The e-commerce world has seen this concept before. In 2019, Amazon unveiled StyleSnap, an AI-based tool that matches user-uploaded fashion photos to products on its site. Brands like Asos, Wayfair and Target have launched similar tools that rely on computer vision and deep learning algorithms to identify styles, shapes and patterns in images.

But Capsule’s goal is more ambitious and far-reaching: it aims to become the default destination for online shopping. Rather than relying on its own inventory or partnerships with other brands, the company collects data from about 20,000 websites every night, ingests it and uses it to power its product index.

Capsule co-founder and CEO Michele Van Ruiten told Business Insider that they plan on women’s fashion, aiming to own the space within two to a half years. Its ultimate goal is “to create a universal horizontal commerce data layer that exists on top of the Internet,” Van Ruiten said. “This data layer understands products, every product that can be bought globally, what it is, who sells it, what it’s made of, and its resale value.”

So consumers will no longer need to perform laborious online searches for a specific pair of heels or a bottle of water. “One search takes everything online into account,” Van Ruiten said.

Take a picture, buy the dress


Capsule User Guide

Step-by-step guide on using the capsule.

Michele Van Ruiten



In practice, Capsule works a bit like a reverse google image search on hyperdrive. Users simply take a picture of a product – whether it’s an actor wearing a dress they like or a pair of shoes they saw in a store window – and upload it to the app and it will show them the item, along with other similar shopping styles.

The company uses computer vision models to infer details about items in its catalog, compare products with each other, and link identical items.

Beyond image search, Capsule can also recommend a personalized color wheel for users based on skin, eye and hair using proprietary algorithms.
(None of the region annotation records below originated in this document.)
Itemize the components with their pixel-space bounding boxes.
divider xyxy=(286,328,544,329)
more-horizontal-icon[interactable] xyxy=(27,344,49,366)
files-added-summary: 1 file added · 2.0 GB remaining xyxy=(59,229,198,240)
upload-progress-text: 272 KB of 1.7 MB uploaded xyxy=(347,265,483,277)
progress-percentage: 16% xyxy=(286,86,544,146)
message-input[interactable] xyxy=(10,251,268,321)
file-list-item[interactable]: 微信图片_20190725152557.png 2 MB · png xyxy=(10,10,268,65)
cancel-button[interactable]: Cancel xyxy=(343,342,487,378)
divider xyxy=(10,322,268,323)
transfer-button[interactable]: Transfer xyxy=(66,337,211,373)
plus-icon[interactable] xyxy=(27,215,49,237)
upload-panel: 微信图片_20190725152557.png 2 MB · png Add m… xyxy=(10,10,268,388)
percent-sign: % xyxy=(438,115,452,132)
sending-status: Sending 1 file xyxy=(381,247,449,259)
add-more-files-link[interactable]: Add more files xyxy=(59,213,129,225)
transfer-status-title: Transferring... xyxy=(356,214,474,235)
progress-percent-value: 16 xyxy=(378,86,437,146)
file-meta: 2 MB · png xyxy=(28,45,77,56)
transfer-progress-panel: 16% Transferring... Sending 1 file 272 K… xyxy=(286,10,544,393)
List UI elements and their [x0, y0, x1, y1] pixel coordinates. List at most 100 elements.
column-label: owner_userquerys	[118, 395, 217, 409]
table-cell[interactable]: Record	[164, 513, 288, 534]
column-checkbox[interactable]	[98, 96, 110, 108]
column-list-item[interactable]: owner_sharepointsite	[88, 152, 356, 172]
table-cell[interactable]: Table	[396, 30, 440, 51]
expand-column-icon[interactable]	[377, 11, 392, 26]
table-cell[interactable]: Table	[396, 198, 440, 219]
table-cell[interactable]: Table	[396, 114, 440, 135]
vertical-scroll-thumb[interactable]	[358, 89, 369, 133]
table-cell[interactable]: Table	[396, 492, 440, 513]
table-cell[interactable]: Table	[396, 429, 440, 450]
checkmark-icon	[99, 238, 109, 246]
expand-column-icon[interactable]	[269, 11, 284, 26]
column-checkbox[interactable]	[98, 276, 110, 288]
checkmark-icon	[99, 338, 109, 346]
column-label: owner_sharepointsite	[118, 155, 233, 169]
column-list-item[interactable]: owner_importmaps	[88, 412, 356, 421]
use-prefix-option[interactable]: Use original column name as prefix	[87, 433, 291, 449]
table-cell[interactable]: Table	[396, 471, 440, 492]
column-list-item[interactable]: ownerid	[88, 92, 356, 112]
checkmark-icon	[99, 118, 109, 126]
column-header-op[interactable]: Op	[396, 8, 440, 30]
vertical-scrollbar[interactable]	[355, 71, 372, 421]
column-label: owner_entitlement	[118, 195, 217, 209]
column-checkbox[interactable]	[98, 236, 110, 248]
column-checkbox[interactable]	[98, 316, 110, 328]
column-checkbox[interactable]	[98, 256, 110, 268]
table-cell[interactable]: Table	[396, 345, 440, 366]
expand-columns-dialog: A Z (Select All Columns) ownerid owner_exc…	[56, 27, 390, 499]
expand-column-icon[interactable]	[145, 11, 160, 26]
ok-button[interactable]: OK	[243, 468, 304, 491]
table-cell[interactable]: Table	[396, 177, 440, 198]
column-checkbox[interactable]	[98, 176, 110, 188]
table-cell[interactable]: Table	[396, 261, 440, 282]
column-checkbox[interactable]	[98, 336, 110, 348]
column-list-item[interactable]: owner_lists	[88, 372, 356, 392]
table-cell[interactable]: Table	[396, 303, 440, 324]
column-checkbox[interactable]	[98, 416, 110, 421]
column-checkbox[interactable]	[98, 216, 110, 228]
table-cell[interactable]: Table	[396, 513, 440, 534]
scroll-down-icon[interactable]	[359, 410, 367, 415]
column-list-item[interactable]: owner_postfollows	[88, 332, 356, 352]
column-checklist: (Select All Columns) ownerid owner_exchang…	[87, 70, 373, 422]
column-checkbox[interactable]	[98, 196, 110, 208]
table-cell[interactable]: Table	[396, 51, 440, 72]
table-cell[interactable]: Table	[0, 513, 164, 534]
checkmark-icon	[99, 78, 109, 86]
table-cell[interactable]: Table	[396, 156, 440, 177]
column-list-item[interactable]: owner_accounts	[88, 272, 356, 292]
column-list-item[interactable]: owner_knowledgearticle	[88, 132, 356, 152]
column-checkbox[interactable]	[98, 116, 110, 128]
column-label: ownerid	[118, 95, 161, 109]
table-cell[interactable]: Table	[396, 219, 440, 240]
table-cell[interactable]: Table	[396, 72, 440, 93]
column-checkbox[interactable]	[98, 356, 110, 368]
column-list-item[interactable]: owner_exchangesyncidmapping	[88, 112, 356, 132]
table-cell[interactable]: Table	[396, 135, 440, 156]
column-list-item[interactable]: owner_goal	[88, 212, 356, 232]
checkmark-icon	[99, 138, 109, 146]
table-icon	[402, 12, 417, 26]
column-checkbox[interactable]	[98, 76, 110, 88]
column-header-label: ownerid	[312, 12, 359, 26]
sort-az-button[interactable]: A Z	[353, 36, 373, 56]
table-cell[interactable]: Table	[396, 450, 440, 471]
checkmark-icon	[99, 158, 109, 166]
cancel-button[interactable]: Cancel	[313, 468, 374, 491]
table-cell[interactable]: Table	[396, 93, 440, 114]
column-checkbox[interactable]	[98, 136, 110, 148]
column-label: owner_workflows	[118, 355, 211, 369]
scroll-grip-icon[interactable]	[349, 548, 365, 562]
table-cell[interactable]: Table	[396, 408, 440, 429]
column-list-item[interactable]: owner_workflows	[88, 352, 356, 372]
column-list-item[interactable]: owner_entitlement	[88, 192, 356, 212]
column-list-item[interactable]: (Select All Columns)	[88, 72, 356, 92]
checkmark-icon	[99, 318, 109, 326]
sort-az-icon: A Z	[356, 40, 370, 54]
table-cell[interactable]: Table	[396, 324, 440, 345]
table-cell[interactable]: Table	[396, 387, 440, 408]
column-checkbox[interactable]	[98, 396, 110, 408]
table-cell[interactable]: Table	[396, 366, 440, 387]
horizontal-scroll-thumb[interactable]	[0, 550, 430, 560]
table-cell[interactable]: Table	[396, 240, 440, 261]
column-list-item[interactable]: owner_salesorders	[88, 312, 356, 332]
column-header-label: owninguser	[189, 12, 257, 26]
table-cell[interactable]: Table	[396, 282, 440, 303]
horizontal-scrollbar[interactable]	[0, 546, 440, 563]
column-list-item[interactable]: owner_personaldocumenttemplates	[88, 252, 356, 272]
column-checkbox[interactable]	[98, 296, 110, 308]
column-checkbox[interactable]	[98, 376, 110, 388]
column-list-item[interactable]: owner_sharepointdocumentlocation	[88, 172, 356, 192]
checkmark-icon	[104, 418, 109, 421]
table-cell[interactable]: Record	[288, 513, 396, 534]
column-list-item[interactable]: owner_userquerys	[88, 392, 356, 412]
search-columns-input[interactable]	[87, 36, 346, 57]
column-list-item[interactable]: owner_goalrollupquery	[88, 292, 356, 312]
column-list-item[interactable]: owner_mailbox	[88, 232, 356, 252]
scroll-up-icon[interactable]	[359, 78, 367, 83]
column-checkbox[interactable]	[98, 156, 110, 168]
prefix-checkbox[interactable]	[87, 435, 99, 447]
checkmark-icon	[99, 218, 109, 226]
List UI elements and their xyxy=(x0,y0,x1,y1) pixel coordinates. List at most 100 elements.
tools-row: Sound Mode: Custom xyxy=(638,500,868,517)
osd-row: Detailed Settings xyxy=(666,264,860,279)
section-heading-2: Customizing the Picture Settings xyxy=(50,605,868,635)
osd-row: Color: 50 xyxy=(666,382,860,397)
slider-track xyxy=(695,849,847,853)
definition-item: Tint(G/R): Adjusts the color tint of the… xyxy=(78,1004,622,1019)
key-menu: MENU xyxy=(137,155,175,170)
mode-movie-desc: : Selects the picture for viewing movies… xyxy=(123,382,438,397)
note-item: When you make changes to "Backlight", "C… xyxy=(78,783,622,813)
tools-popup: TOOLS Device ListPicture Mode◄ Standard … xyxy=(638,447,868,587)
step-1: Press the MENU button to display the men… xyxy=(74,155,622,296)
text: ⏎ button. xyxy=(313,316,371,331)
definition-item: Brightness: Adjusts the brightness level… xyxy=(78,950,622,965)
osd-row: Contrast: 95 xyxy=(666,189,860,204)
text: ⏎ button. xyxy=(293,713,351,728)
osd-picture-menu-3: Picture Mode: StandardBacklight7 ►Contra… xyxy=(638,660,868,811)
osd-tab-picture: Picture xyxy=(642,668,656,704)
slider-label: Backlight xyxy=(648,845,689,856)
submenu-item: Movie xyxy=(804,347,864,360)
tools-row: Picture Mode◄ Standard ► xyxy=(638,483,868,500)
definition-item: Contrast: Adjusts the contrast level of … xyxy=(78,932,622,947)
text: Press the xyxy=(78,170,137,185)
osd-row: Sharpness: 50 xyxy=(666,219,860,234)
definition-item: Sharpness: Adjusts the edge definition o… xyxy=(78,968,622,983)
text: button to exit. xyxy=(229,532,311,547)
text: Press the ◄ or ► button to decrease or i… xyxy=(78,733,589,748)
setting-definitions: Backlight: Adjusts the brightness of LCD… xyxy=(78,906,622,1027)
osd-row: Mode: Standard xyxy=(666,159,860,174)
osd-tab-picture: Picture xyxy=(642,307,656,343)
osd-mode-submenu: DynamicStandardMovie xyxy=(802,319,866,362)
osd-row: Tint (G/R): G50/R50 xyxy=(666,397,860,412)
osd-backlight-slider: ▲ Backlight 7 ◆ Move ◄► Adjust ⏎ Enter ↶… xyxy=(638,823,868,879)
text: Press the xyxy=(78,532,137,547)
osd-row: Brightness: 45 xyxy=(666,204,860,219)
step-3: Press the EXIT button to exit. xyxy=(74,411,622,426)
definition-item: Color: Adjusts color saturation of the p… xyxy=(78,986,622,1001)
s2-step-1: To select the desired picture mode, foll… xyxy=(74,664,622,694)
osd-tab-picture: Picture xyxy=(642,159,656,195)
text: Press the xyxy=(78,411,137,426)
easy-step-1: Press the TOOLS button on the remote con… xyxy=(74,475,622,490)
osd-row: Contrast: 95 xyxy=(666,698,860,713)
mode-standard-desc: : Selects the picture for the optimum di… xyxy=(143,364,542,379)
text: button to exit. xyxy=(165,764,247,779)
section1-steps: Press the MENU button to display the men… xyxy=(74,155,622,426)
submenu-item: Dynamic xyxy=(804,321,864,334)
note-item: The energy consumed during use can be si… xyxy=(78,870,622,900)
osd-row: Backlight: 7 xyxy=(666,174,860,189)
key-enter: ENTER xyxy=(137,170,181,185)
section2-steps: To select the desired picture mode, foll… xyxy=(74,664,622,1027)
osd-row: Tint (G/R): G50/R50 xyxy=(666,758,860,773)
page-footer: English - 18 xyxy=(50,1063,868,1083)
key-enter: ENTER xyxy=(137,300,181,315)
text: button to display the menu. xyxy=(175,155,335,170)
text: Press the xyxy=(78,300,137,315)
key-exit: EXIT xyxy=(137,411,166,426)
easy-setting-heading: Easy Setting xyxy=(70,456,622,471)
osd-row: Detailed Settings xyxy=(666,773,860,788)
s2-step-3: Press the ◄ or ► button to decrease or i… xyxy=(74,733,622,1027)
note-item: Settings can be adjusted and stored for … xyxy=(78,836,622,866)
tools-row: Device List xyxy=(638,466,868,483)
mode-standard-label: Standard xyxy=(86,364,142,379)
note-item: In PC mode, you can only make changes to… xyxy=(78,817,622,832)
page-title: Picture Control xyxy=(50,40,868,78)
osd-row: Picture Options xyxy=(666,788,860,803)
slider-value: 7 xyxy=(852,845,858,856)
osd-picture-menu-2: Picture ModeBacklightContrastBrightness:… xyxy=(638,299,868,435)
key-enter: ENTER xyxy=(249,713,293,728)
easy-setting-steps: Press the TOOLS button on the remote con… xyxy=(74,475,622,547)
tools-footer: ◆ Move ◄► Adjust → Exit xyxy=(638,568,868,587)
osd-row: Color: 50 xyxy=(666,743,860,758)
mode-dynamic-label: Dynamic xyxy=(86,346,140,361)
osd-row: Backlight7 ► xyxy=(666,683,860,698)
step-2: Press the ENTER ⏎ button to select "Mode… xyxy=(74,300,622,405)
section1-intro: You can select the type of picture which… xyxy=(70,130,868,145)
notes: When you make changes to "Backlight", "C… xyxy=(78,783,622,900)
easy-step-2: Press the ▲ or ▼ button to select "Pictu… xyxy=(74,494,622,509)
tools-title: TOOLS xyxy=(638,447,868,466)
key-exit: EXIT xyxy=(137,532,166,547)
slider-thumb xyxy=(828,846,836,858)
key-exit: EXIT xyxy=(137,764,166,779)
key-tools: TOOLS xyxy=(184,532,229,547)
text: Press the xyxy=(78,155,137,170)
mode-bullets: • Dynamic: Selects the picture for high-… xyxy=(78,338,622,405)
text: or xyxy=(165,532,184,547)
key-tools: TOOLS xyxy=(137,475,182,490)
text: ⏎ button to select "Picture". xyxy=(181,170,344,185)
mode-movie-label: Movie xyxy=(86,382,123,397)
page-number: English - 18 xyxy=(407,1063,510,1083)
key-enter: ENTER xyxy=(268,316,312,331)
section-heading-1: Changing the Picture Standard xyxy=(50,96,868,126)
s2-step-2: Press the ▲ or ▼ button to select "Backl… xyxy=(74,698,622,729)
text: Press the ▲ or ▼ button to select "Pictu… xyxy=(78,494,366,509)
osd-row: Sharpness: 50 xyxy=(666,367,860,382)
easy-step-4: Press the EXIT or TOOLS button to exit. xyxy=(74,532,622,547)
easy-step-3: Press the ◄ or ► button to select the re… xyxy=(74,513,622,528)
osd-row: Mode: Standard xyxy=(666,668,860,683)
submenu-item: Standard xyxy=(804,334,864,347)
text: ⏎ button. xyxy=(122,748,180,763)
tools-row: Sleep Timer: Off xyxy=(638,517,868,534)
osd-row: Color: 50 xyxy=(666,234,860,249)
It also allows users to augment their searches with generative AI. So if they upload a picture of a white shirt, but want to see it in colors not offered by the brand that makes the shirt, Capsule uses generative AI to recreate it in new colors, allowing users to search for options from other brands.

Last month, Capsule also launched a new text search feature in beta that lets users search for clothes based on a concept they have in mind — whether it’s just “a simple white t-shirt ” or “Carrie Bradshaw inspired dress” – rather than a specific image.

Finally, Capsule plans to share data about what users are looking for or how they improve products with brands to drive new product designs. It will need to build up a few million more users before then, but Van Ruiten said the company is already able to forecast trends before they reach apps like Pinterest or are picked up by fashion magazines like Vogue.

It paves the way for a new way of shopping that is driven by the consumer.

Consumers are moving away from “wanting to replicate the things they see online in a one-to-one way,” Van Ruiten said. Casual Gen Z shoppers, in particular, find fashion inspiration in tons of places in the virtual world—from brands to influencers to viral trends. So they’re starting to see apps like Capsule as a place “where their own creativity could put them at the helm of product discovery,” she said.